A Administração de Donald Trump suspendeu os pedidos de visto em curso aos requerentes de todo o mundo, para dar lugar a uma formação aprofundada. A decisão surge no âmbito da campanha do Governo de restringir, com medidas cada vez mais rigorosas, a imigração no país. Um porta-voz do Departamento de Estado dos EUA anunciou o lançamento de uma iniciativa de formação – ainda sem calendário definido – em todas as embaixadas e consulados internacionais.

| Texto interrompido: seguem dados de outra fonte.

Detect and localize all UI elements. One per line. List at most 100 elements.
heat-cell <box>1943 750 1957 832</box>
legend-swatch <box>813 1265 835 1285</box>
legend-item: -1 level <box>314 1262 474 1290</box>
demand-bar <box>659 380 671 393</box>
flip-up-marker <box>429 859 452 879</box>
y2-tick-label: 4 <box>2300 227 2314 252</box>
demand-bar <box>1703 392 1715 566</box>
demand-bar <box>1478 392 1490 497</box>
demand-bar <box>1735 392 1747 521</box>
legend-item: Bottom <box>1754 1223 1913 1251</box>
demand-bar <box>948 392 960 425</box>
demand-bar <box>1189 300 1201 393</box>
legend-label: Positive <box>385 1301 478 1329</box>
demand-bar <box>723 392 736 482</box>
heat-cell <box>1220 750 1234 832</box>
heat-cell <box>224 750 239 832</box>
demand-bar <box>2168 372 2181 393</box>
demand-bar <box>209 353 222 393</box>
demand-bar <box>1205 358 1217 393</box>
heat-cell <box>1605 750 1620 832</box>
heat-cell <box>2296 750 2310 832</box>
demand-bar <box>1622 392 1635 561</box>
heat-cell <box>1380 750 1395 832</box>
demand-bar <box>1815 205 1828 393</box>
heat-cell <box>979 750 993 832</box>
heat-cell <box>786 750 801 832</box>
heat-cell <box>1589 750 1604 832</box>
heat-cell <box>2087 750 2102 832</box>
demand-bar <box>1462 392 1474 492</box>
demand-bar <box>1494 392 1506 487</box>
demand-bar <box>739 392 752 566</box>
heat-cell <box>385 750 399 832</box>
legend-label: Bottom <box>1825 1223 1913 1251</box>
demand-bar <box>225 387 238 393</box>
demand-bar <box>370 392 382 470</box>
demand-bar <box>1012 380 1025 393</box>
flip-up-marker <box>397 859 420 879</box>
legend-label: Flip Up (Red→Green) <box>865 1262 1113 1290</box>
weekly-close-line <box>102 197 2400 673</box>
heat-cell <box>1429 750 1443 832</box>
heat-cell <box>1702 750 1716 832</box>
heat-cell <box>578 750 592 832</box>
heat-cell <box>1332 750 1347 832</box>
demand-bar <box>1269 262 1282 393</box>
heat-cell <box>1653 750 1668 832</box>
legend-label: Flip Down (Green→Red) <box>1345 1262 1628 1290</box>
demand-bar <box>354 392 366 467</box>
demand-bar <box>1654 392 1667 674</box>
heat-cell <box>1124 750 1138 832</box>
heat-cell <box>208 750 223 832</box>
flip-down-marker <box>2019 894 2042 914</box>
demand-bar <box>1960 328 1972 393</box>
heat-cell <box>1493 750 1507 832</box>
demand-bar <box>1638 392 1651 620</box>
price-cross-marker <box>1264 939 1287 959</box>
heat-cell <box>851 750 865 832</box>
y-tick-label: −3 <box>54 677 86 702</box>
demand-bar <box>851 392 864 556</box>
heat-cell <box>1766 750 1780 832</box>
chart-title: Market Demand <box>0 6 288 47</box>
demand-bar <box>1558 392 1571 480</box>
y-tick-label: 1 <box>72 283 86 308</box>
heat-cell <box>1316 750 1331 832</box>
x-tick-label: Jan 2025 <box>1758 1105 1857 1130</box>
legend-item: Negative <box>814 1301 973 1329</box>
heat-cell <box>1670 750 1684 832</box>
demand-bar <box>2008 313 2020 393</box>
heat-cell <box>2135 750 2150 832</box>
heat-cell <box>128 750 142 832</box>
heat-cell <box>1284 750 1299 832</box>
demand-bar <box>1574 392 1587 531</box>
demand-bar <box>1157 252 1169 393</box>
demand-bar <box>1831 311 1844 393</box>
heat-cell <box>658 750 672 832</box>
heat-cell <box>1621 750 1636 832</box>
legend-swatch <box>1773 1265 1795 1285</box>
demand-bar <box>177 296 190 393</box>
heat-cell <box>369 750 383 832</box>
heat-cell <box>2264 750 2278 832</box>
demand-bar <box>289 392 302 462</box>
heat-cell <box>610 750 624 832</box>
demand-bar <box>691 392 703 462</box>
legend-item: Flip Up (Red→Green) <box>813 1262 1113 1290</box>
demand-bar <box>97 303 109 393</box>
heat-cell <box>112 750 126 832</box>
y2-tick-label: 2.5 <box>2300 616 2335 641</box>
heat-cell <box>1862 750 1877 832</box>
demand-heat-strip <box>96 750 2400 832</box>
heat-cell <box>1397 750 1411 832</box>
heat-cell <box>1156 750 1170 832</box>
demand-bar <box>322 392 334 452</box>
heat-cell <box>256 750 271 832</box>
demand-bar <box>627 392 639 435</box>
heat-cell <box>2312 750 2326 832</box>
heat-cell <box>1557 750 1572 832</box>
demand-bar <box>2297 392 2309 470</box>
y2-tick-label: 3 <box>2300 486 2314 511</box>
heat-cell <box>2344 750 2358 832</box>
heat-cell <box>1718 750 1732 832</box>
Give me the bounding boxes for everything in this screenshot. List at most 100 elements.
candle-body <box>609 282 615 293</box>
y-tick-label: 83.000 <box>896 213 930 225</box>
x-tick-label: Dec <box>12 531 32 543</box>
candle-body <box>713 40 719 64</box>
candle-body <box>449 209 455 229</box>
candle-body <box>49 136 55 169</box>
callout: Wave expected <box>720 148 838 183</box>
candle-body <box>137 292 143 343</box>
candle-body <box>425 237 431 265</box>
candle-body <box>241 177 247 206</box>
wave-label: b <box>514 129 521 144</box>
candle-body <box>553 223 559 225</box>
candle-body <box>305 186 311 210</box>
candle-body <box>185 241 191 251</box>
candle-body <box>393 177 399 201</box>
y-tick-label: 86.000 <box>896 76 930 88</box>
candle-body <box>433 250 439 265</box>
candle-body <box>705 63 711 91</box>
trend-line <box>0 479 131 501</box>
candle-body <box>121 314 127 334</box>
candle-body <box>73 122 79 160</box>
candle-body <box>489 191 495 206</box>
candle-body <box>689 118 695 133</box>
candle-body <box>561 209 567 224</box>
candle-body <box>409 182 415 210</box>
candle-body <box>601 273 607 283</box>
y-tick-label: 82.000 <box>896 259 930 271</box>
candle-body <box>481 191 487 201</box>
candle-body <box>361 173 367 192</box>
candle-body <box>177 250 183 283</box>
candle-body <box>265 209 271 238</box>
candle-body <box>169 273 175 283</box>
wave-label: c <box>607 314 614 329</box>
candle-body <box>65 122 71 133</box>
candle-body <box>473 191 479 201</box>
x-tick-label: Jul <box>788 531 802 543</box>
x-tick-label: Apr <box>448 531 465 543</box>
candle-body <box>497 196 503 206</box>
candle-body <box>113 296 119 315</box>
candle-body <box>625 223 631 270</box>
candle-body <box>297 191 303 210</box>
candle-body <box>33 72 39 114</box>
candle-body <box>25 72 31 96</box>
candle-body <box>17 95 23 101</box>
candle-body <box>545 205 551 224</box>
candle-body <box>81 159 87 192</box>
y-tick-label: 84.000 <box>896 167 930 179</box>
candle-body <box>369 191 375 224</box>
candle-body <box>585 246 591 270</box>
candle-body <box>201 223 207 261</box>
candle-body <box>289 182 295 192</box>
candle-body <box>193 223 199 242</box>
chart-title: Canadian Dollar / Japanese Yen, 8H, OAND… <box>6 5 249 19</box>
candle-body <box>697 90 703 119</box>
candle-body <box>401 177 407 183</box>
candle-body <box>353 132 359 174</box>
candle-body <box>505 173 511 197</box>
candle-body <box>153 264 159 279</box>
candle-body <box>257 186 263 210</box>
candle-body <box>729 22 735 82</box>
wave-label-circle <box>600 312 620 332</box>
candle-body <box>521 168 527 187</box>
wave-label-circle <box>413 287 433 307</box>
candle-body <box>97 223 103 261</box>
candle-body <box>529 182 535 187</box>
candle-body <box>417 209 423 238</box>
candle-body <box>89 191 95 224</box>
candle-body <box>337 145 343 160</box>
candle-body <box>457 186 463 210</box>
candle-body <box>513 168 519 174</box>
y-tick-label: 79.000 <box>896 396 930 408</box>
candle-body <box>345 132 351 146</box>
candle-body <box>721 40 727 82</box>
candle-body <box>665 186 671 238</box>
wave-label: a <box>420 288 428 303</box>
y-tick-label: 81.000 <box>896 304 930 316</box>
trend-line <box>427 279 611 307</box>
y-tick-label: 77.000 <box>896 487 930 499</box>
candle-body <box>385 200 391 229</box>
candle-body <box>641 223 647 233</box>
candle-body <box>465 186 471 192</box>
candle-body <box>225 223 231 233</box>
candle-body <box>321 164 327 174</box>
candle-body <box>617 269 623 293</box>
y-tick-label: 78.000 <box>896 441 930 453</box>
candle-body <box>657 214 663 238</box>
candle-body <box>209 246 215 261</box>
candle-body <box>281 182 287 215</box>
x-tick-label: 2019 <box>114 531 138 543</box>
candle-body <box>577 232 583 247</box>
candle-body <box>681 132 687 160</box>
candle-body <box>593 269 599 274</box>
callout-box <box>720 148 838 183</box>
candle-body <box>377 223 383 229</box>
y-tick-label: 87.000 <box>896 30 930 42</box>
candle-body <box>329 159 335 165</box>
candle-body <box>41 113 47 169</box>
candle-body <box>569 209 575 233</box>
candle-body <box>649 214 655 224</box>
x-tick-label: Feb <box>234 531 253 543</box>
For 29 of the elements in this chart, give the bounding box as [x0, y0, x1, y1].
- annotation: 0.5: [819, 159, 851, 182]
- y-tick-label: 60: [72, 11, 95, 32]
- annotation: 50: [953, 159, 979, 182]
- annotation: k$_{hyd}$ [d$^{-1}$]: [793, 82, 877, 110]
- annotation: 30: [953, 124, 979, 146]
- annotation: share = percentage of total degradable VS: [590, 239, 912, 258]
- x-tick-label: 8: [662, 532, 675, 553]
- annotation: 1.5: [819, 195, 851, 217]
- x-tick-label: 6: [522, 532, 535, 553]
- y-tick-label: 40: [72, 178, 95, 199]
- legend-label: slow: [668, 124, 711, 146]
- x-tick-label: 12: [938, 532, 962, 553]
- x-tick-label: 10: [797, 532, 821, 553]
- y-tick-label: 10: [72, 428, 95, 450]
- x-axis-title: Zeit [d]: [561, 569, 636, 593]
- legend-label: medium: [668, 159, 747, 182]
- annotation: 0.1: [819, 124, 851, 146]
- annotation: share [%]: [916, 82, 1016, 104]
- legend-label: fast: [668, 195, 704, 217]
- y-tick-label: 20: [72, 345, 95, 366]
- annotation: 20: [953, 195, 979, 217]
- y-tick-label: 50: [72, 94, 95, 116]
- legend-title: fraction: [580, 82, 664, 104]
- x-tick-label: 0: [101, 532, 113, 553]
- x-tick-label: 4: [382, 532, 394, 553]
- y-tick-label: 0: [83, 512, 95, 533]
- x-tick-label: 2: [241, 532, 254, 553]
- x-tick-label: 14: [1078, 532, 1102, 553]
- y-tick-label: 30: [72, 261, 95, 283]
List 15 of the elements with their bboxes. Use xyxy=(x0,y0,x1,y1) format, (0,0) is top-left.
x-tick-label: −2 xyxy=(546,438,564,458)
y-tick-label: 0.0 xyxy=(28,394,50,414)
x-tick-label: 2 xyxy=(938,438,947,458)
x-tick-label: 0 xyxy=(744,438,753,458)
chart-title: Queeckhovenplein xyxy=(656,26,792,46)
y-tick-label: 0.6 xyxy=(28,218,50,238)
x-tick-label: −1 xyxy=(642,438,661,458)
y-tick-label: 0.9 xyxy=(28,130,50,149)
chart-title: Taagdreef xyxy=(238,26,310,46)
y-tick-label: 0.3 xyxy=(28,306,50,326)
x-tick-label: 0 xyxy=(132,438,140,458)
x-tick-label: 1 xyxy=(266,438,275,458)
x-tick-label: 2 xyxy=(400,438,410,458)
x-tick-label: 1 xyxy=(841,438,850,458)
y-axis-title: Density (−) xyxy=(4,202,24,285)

Os requerentes de visto de imigração com entrevistas agendadas foram notificados via e-mail sobre a medida e aguardam a remarcação dos pedidos.
As formações terão como objectivo preparar os funcionários consulares a avaliar os requerimentos de forma consistente e excluir os estrangeiros considerados susceptíveis de se tornarem dependentes de prestações sociais dos EUA.
Segundo o gestor consular de uma empresa especializada em imigração de Washington, Brian Simmons, explicou ao Financial Times que grande parte dos afectados já tinha investido milhares de dólares para comparecer às entrevistas agendadas.
O segundo mandato do líder republicano na Casa Branca tem sido marcado por uma campanha anti-imigração, que culmina na implementação de novas taxas, na rejeição de pedidos de visto e em deportações, com o objectivo de melhorar a segurança interna do país.
Ainda esta semana, o governo Trump já havia anunciado a medida de revogação de vistos e asilo, em coordenação com o Departamento de Segurança Interna dos EUA. O plano pode vir a afectar até 200 mil pessoas, o que representaria a maior revogação em massa de vistos da história dos EUA.
Na última sexta-feira, um juiz norte-americano anulou a suspensão da emissão de vistos a requerentes de 75 países, pois a estratégia excedia a autoridade legal do Secretário de Estado, Marco Rubio.
De acordo com uma publicação da RTP, a política repressiva de Donald Trump perante a questão da imigração tem sido amplamente condenada por grupos activistas, que acusam o presidente norte-americano de violar os direitos à liberdade de expressão e de contribuir para um ambiente inseguro nos EUA.